The inclusion of a 1.5 volt battery to maintain the charged condition (and a 12 volt battery to create it) is an interesting variation on the orgone accumulator design. There is precedent for this idea in electrogravity documentation that has become available in recent years. (See the USAF report "Electrogravitic Systems" that was released in 1995 as well as patents by T. Townsend Brown.) The basic idea is that a charged condenser exhibits a tendency to move towards its positive terminal. This is thought to result from a net movement of ether in the opposite direction (from positive to negative). Therefore a static electric charge stimulates a directional flow of ether.
The Joe Cell design implies a net movement of ether from positive to negatively charged terminals (i.e. towards the center of the cell and towards the engine).
Transfer of Energy to the Carburetor
The transfer of energy to the carburetor is accomplished by several different conductors including plastic, copper, aluminum and rubber tubing. The common material in all of these configurations is the *air* inside the tubing. This is consistent with the biodynamic view that oxygen is an excellent carrier of etheric forces. (Fertile soils are said to contain 50% air for just this reason.) The metallic carburetor housing would conduct the etheric energy to its interior surfaces, where incoming air would absorb it and carry it into the cylinders.
In conclusion, the Joe Cell offers a compelling view of how ordinary combustion engines might be modified to run on natural etheric energy.
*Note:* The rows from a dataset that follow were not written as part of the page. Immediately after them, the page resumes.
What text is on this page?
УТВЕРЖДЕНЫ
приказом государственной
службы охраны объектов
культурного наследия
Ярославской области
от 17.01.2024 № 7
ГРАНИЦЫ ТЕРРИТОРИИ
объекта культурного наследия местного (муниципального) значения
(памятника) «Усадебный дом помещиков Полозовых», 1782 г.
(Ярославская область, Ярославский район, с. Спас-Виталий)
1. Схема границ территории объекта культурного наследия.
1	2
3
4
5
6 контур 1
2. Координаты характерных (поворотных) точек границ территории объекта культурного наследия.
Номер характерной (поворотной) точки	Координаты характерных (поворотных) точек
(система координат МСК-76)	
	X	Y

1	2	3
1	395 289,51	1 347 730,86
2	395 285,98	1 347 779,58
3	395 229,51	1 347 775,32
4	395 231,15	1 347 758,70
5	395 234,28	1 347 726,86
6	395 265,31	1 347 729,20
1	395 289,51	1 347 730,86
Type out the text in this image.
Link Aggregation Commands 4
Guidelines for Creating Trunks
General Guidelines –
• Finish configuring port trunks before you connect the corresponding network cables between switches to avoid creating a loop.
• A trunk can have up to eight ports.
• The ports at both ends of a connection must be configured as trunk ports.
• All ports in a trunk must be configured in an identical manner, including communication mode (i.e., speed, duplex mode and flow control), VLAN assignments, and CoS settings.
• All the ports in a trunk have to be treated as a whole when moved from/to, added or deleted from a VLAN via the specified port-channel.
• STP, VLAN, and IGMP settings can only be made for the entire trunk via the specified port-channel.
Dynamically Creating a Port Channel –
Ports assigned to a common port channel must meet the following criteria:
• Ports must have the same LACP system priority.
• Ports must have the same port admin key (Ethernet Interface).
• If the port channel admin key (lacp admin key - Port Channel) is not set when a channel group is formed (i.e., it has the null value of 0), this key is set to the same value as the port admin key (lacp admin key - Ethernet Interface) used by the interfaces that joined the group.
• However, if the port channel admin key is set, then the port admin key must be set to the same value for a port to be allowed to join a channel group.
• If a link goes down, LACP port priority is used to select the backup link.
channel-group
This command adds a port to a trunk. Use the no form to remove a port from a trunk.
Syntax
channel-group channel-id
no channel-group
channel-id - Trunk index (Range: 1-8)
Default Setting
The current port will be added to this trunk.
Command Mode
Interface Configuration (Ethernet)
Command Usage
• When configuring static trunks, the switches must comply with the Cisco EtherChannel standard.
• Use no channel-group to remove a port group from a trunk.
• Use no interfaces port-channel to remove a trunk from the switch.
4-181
This could be an important direction for future research. Validation of the concept could be approached in three phases:
1. Collecting a high concentration of etheric charge. For some ideas on how to accomplish this, see Geometric Energy Fields which includes specific instructions for building resonant etheric devices.
2. Stimulating a sudden condensation of ether by means of electric spark and measuring the implosion effect in a pressurized container.
3. Achieving reproducible evidence of successive implosion events within a small engine mounted for laboratory testing.